The Steps are where the real work happens. The Promises are not instructions, the Steps are. The Promises are the natural results of taking those instructions seriously. When I’m making amends in Step 9, I don’t focus on whether I’m “feeling” the Promises yet. I focus on making the amends; I focus on the action.  And yet, halfway through that process, I may suddenly feel a sense of relief, of peace, of connection. That’s the Promises coming true, but only because the Step is being done.

The danger comes when I flip that order around. If I wait for the Promises to come true before I act, I’ll be waiting a long time. Some people get discouraged when they expect the Promises to arrive like clockwork without having done the work. Others get restless because they’ve heard the Promises in meetings but don’t see them in their own lives yet. That disappointment can be heavy, and if left unchecked, it can even lead back to drinking. The truth is simple: Promises are byproducts, not prerequisites.

I’ve learned that the freedom and intuition described in the Tenth Step Promises only come when I have taken the 9 previous Steps and I’m actually practicing Step 10 each day. The peace and joy of the Ninth Step Promises only appear after I have completed the first 8 Steps and while I’m out there cleaning up the wreckage of the past. The Big Book doesn’t tell us to chase the results—it tells us to do the work. The Promises are God’s way of showing us that the work is worth it.

So, am I working the Promises and hoping the Steps come true, or am I working the Steps and trusting the Promises to follow? For me, the answer is clear today. My job is to work the Steps. My Higher Power’s job is to let the Promises unfold. That shift in focus changes everything. Instead of sitting back, waiting to “feel” something, I take action. And instead of being disappointed when I don’t see instant results, I stay grateful for the process, having faith that the outcomes will come in God’s time.
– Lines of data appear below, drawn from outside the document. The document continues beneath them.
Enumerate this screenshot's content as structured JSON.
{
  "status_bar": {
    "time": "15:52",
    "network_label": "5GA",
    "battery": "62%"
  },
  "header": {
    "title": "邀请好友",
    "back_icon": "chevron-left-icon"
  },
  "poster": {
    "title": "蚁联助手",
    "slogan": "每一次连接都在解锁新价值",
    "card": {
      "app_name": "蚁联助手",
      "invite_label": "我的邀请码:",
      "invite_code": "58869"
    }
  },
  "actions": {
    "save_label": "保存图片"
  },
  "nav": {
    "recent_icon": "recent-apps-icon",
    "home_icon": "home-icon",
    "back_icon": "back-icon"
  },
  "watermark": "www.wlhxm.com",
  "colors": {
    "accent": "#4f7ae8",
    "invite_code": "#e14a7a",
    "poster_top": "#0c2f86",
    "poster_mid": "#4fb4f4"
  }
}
The greatest gift of AA is that it doesn’t leave us guessing. The Steps lay out the spiritual path, and the Promises are the spiritual results. We don’t have to force the results or wonder if the Promises are real. They come naturally, just as the book says, when we do the work. For anyone new, I’d simply say: keep to the Steps, and let the Promises take care of themselves. Do the work, the results will follow.

There’s lots of AA meetings available to attend in-person or virtually. If you’re struggling with drinking, seek out the help you need, you can’t do it on your own. I know I couldn’t do it on my own and still can’t.

Find a sponsor that will take you through the steps as outlined in the book. You’ll see more of the truth about who you are and eventually it’ll change your life.

Change Your Truth, Change Your Life.